El baile del sacerdote se hizo más veloz; sus pies iban tan rápido que ya no se veían claramente, y el palmoteo marcaba el ritmo como un tambor de carne.
—¡Aiiuuuuu! —gruñía lo de abajo.
—
Envoie!
—cantaba arriba la multitud.
Charriére se paró de golpe. También el cántico se interrumpió, dejando flotar sus últimos ecos por la iglesia; lo que no paró fueron los ruidos de abajo, que se fundieron en una sola nota, un gemido, un estertor, acompañado de pasos incesantes, arrastrados.
D'Agosta siguió mirando desde la oscuridad, con el alma en vilo.
—
Envoie!
—exclamó el sumo sacerdote, bajando de la losa—.
Envoie!
Los cuatro hombres de las cuatro esquinas cogieron sus respectivas cuerdas, se giraron, se las pusieron al hombro y empezaron a estirar. La losa se inclinó con un chirrido, osciló y se alzó.
—
Envoie!
—exclamó de nuevo el sacerdote, levantando las palmas.
Los hombres se alejaron, arrastrando la losa, que dejó a la vista un hueco en el suelo del presbiterio. La dejaron y soltaron las cuerdas. El círculo de hombres se estrechó, en silenciosa espera. Todo estaba en suspenso, inmóvil. Bossong, que no pestañeaba, miró a los hombres con sus ojos oscuros. Por el hueco salía una vaga exhalación: el perfume de la muerte.
La oquedad se llenó de un sonido constante: pasos, rasguños, correteos, sorbos húmedos, ávidos…
Hasta que finalmente surgió de la negrura, aferrándose al borde de piedra: una mano reseca y blanquecina, y un antebrazo huesudo en que los músculos y los tendones se marcaban como cuerdas. Después apareció otra mano, y por último, acompañado de una especie de arañazos, una cabeza: pelo aplastado y grasiento, rostro inexpresivo más allá de un ansia vaga… Uno de los ojos giraba blanco en su órbita; el otro lo tapaban grumos de sangre seca y otras sustancias. La cosa se dio un impulso repentino para salir del agujero, y se dejó caer con todo su peso en el suelo de la iglesia, arañándolo con las uñas.

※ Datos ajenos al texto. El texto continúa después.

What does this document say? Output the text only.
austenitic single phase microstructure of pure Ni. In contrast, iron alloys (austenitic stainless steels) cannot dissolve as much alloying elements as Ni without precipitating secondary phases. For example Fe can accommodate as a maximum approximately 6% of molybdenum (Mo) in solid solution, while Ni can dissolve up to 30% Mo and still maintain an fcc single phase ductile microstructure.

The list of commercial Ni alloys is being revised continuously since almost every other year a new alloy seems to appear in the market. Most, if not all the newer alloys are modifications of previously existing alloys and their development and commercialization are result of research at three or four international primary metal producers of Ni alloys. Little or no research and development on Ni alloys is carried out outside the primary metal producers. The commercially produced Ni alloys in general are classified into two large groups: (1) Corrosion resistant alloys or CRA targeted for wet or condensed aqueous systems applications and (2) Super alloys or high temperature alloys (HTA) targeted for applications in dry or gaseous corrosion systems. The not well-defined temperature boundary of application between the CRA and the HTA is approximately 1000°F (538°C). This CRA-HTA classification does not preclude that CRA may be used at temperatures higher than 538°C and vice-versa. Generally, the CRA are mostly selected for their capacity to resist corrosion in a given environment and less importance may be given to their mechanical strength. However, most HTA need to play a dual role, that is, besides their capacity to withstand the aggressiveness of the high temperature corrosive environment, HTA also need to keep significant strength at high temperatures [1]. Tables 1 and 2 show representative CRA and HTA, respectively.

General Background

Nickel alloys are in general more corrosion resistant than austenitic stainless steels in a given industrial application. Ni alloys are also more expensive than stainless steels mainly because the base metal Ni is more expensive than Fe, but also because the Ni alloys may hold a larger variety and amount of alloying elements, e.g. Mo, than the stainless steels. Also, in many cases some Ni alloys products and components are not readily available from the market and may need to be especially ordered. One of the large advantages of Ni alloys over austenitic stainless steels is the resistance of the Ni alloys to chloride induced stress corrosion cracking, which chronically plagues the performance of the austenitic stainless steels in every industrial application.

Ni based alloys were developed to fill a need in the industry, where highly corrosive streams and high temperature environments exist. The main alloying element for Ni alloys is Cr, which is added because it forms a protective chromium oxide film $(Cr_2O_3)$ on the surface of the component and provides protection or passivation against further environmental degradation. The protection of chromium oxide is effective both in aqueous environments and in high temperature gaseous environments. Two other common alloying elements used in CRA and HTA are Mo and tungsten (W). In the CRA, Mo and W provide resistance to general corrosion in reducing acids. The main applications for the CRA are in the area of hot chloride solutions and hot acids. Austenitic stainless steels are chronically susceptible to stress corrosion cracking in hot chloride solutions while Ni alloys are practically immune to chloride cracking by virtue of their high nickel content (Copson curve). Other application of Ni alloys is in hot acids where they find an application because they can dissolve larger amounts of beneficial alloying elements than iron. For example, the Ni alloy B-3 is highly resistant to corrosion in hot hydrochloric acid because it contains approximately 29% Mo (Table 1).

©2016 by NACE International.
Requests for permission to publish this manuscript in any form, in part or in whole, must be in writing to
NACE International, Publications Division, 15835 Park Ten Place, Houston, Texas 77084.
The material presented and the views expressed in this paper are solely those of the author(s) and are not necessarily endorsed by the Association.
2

Se oyeron cortarse varias respiraciones, y unos cuantos murmullos de satisfacción.
D'Agosta miraba horrorizado, sin dar crédito a sus ojos. Era un hombre, o por lo menos lo había sido. No dudó ni un momento (ni uno solo) de que fuera lo que le había perseguido y atacado en los alrededores de la Ville hacía exactamente siete días. Sin embargo, no parecía Fearing, ni mucho menos Smithback. ¿Estaba vivo… o era un muerto resucitado? Se le puso la piel de gllina al contemplar su cara fofa, su piel arrugada y pálida, y los arabescos, líneas y cruces que se traslucían bajo los sucios harapos que hacían las veces de ropa; pero no, al fijarse mejor se dio cuenta de que el hombre, o cosa, no llevaba harapos, sino restos de seda, satén o alguna antigua gala que el paso del tiempo había deshecho, y puesto rígido de tierra, sangre y mugre.

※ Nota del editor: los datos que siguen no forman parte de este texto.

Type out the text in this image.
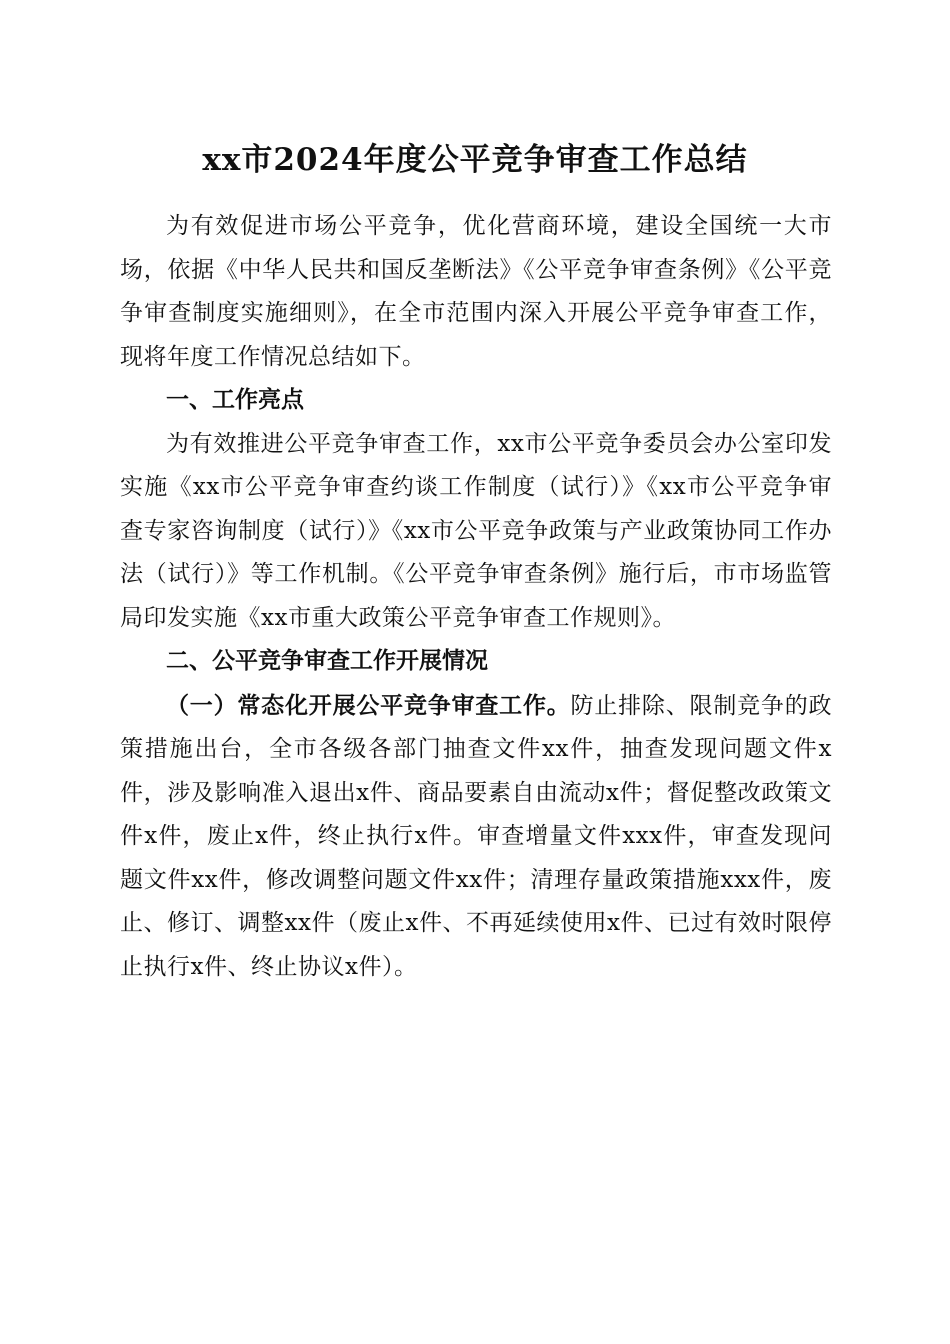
xx市2024年度公平竞争审查工作总结

为有效促进市场公平竞争，优化营商环境，建设全国统一大市场，依据《中华人民共和国反垄断法》《公平竞争审查条例》《公平竞争审查制度实施细则》，在全市范围内深入开展公平竞争审查工作，现将年度工作情况总结如下。

一、工作亮点

为有效推进公平竞争审查工作，xx市公平竞争委员会办公室印发实施《xx市公平竞争审查约谈工作制度（试行）》《xx市公平竞争审查专家咨询制度（试行）》《xx市公平竞争政策与产业政策协同工作办法（试行）》等工作机制。《公平竞争审查条例》施行后，市市场监管局印发实施《xx市重大政策公平竞争审查工作规则》。

二、公平竞争审查工作开展情况

（一）常态化开展公平竞争审查工作。防止排除、限制竞争的政策措施出台，全市各级各部门抽查文件xx件，抽查发现问题文件x件，涉及影响准入退出x件、商品要素自由流动x件；督促整改政策文件x件，废止x件，终止执行x件。审查增量文件xxx件，审查发现问题文件xx件，修改调整问题文件xx件；清理存量政策措施xxx件，废止、修订、调整xx件（废止x件、不再延续使用x件、已过有效时限停止执行x件、终止协议x件）。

La gente murmuraba con una especie de veneración, mientras el hombre cosa daba pasos vacilantes a ambos lados, mirando al alto sacerdote como si esperase instrucciones, con un hilo de saliva colgando de sus labios gruesos y grises, y una respiración que era como apretar una bolsa mojada. Su único ojo bueno parecía muerto, completamente muerto.
Charriére hurgó en los pliegues de su sotana y sacó un pequeño cáliz de latón, en el que introdujo los dedos para rociar con una especie de aceite la cabeza y los hombros de la forma que se bamboleaba frente a él. A continuación, para infinita sorpresa de D'Agosta, se arrodilló ante la criatura y se inclinó profundamente. Los demás hicieron lo mismo. D'Agosta notó que le estiraban el hábito: era Pendergast, que le pidió por señas que siguiera el ejemplo de los fieles. D'Agosta se puso de rodillas y tendió ambas manos hacia el zombi (suponiendo que realmente lo fuese), como veía hacer a los demás.

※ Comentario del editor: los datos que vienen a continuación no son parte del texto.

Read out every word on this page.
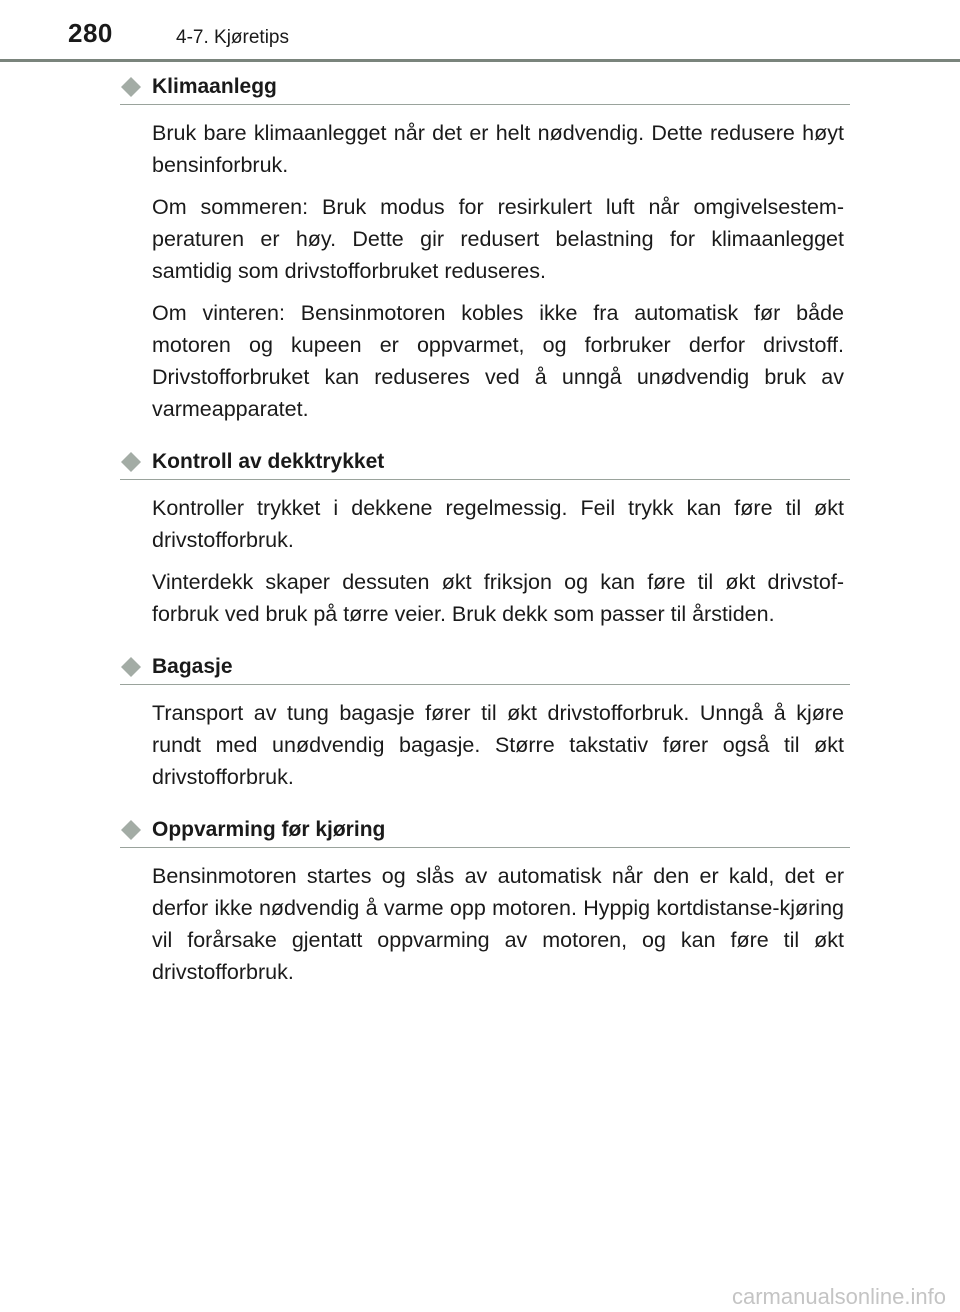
280	4-7. Kjøretips
Klimaanlegg

Bruk bare klimaanlegget når det er helt nødvendig. Dette redusere høyt bensinforbruk.

Om sommeren: Bruk modus for resirkulert luft når omgivelsestem-peraturen er høy. Dette gir redusert belastning for klimaanlegget samtidig som drivstofforbruket reduseres.

Om vinteren: Bensinmotoren kobles ikke fra automatisk før både motoren og kupeen er oppvarmet, og forbruker derfor drivstoff. Drivstofforbruket kan reduseres ved å unngå unødvendig bruk av varmeapparatet.

Kontroll av dekktrykket

Kontroller trykket i dekkene regelmessig. Feil trykk kan føre til økt drivstofforbruk.

Vinterdekk skaper dessuten økt friksjon og kan føre til økt drivstof-forbruk ved bruk på tørre veier. Bruk dekk som passer til årstiden.

Bagasje

Transport av tung bagasje fører til økt drivstofforbruk. Unngå å kjøre rundt med unødvendig bagasje. Større takstativ fører også til økt drivstofforbruk.

Oppvarming før kjøring

Bensinmotoren startes og slås av automatisk når den er kald, det er derfor ikke nødvendig å varme opp motoren. Hyppig kortdistanse-kjøring vil forårsake gjentatt oppvarming av motoren, og kan føre til økt drivstofforbruk.

carmanualsonline.info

—¡Nos inclinamos ante el protector! —recitó el sumo sacerdote—. ¡Salve a nuestra espada, nuestra roca!
Todos lo repitieron al unísono.
Charriére siguió hablando en otro idioma, al igual que los demás.
D'Agosta miró a su alrededor, y ya no vio a Bossong.
—¡Que te fortalezcamos —dijo el alto sacerdote, otra vez en inglés—, como nos fortalecen a nosotros los dioses del cielo!